DAO Maker project exploited for more than $7.3 million
The DAO Maker project (not to be confused with the well-known MakerDAO) is a launchpad that claims to be "building the future of venture capital". Its website boasts that users who stake their $DAO can "earn up to 70% APY". The project suffered an exploit on June 3 in which attackers stole 7,376,245 USDC, a US dollar-pegged stablecoin. Although the project had been audited by three different auditing companies, hackers were able to exploit an issue in the claim portal for some tokens. According to the DAO Maker team, 5,521 users were affected, and lost an average of $1,250 each. Attackers immediately moved some of the funds to the Tornado Cash cryptocurrency tumbler, while some remained dormant for months before being moved.
$611 million is stolen from Poly Network in one of the largest cryptocurrency heists to date
Hackers stole approximately $611 million from the decentralized finance platform Poly Network in the largest cryptocurrency theft against a single platform to date. In a bizarre twist, the hacker returned the funds, and Poly Network offered them a position as a chief security advisor (though it is not clear if they accepted).
"Women-led" NFT project, "Fame Lady Squad", turns out to be a bunch of dudes
The "Fame Lady Squad" NFT project touted itself as a woman-designed and -developed project that would give back to women in the space, drawing support from high-profile individuals like Gary Vaynerchuk, and ultimately around $1.5 million in investments. Problem is, the three women who were supposedly running the project were a group of Russian men, accused by one of the individuals who uncovered the lie of trying to profit off American social causes. The group had a history of creating NFT projects based on false stories. One of their other projects, "Cyber City Girls Club", was intended to campaign to stop hate against Asians, and also originally purported to be run only by women (it wasn't).

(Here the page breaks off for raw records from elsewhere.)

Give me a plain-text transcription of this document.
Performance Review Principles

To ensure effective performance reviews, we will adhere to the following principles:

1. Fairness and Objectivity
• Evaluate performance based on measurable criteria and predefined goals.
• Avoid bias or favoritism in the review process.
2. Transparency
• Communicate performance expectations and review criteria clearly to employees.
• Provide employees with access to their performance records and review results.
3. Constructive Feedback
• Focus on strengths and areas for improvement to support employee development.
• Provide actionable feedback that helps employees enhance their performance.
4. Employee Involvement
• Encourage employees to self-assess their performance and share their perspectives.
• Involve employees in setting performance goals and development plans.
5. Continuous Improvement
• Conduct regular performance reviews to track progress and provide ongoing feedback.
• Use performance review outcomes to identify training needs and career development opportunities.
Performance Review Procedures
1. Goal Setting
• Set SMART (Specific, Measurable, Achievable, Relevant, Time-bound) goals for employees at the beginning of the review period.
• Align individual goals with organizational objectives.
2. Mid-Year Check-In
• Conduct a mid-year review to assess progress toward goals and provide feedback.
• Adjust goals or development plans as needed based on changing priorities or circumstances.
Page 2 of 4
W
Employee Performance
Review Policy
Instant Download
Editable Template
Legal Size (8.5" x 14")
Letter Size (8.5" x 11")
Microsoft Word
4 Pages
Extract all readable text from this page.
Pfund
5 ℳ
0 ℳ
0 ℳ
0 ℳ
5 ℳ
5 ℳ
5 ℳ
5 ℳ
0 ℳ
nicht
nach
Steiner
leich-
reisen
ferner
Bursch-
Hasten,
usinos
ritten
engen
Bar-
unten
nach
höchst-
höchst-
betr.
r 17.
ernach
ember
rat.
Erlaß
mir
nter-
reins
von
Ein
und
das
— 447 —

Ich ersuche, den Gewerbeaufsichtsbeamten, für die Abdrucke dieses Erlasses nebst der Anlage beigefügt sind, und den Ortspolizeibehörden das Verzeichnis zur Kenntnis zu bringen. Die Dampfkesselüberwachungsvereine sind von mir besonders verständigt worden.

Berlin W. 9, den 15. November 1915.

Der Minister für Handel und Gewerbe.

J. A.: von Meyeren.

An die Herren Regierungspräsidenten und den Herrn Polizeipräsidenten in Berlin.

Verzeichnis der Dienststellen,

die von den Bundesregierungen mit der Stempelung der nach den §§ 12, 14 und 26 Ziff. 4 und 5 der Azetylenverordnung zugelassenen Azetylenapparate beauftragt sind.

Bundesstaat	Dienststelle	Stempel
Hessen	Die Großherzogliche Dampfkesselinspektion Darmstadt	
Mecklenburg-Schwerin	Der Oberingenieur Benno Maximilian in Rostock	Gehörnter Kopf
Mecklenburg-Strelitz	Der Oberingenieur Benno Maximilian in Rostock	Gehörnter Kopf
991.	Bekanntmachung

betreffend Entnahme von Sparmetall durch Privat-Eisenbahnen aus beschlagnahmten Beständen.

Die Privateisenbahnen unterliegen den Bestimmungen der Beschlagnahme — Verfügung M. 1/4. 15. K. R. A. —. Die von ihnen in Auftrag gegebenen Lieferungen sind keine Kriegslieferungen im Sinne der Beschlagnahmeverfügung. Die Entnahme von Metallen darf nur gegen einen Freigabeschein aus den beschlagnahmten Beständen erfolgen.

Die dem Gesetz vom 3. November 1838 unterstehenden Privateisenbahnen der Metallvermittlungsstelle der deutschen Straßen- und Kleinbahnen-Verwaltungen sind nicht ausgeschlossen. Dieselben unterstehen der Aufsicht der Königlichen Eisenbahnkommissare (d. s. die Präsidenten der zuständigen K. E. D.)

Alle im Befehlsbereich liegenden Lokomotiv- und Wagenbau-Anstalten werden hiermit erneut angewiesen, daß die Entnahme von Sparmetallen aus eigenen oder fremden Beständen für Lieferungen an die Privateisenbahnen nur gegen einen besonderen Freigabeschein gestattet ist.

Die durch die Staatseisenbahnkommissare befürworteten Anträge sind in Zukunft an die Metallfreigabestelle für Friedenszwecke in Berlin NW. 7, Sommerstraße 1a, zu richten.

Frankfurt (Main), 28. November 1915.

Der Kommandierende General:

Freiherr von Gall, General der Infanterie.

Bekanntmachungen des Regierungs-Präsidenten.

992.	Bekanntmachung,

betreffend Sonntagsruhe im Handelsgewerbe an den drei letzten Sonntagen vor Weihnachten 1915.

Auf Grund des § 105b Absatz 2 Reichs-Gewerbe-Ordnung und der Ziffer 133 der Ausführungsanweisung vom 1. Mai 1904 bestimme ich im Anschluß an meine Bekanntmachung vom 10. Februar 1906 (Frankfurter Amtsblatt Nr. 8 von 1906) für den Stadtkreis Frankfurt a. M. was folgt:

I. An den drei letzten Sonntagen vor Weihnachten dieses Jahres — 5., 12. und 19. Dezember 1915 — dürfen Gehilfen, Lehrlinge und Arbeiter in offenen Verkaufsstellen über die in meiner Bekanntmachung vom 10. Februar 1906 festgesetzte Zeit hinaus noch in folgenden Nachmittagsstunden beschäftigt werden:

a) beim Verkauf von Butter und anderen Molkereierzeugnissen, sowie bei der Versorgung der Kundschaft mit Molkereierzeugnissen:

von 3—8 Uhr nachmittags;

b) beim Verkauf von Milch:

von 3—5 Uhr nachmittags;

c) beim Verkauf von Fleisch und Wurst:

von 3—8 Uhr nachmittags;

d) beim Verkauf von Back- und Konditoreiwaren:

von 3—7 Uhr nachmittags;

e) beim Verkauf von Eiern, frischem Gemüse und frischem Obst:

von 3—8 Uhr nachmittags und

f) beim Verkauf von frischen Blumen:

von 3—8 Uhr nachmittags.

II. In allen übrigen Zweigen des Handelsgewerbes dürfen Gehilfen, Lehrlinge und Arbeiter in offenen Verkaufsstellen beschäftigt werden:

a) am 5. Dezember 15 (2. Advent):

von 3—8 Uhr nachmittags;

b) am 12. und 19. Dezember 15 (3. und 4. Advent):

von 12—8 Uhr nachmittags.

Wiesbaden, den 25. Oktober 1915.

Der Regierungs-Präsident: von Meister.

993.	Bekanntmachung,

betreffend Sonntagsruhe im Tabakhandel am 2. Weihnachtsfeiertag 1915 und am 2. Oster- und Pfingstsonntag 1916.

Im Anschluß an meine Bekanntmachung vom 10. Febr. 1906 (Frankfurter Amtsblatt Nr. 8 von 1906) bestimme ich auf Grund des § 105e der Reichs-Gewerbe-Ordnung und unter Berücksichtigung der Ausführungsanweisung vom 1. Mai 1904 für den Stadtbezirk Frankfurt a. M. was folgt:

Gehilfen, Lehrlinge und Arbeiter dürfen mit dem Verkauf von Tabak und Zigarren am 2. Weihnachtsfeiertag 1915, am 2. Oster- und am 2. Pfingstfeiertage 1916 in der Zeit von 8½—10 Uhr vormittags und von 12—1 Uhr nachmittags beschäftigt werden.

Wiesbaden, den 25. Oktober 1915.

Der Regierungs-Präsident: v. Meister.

Poloniex settles with the SEC for more than $10.3 million
Poloniex, a cryptocurrency exchange, agreed to pay more than $10.3 million in a settlement with the SEC. The SEC had alleged that Poloniex had flouted securities laws from 2017 thorugh 2019 by operating an unregistered trading platform. In the settlement, Poloniex neither admitted nor denied the charges.
The US-based Poloniex was acquired in 2018 by Circle, then in late 2019 by an investment group that included Justin Sun. Sun moved Poloniex to the Seychelles and closed U.S. operations upon acquiring the platform.
Blockchain Credit Partners forfeits over $12.8 million in SEC agreement
The SEC charged two individuals with selling more than $30 million in unregistered securities in what they described as a defi project that bought "real world" assets like car loans to generate income for investments they promised investors would generate more than 6% interest. Although the company was not able to operate as they'd promised, due to crypto's price volatility, the company lied to investors that all was hunky-dory.
The respondents agreed to a $12.8 million forfeiture of ill-gotten profits, plus a combined $250,000 penalty. The case marked a first from the SEC in the decentralized finance space.
DeviantArt releases software to detect infringement of artwork on NFT marketplaces... because the NFT marketplaces won't
DeviantArt releases software to automatically scan the NFT platform OpenSea for NFTs that use stolen artwork from DeviantArt. While it's awesome that DeviantArt created this tool to help the artists on their platform, it underscores the hands-off, look-the-other-way approach OpenSea has taken to the rampant art theft on their platform. Even reports of blatant copies of artwork have been rejected with no action, and artists are forced to report each infringement of their work individually even if there are many.
Uulala and related individuals settle with SEC for a total of $543,000 in fines
The company Uulala, which aimed to provide underbanked individuals with opportunities to build credit, settled with the SEC over charges that they ran an unregistered ICO that raised $9 million. Although they claimed to be using a "proprietary micro-credit algorithm" and proprietary database technology, the SEC said their algorithm was still under development and that they were using database technology belonging to another company. As a part of the settlement, Uulala disabled all $UULA tokens and asked crypto exchanges to disallow trading.
Flash loan exploit empties $25 million from Popsicle Finance
Popsicle Finance, a DeFi platform, lost $25 million to a bug exploited with flash loans. The organization later reimbursed users who lost money to the exploit.
Russian Ponzi scheme collapses after defrauding investors of around $95 million
Finiko, a Russian operation that turned out to be a Ponzi scheme, collapsed in July 2021 after defrauding approximately $95 million from people. Investors, facing difficult economic conditions in Russia, were promised they could see returns of up to 30% a month.
An attacker steals coins by giving out coins of their own
An attacker giving out free UniH tokens was able to exploit a bug in a non-standard token contract and steal RUNE tokens from unsuspecting victims. By baiting people into selling their new UniH tokens, the attacker was able to execute malicious code that transferred any RUNE tokens also in their wallet. This was the fourth exploit pertaining to the Thorchain platform in the month of July.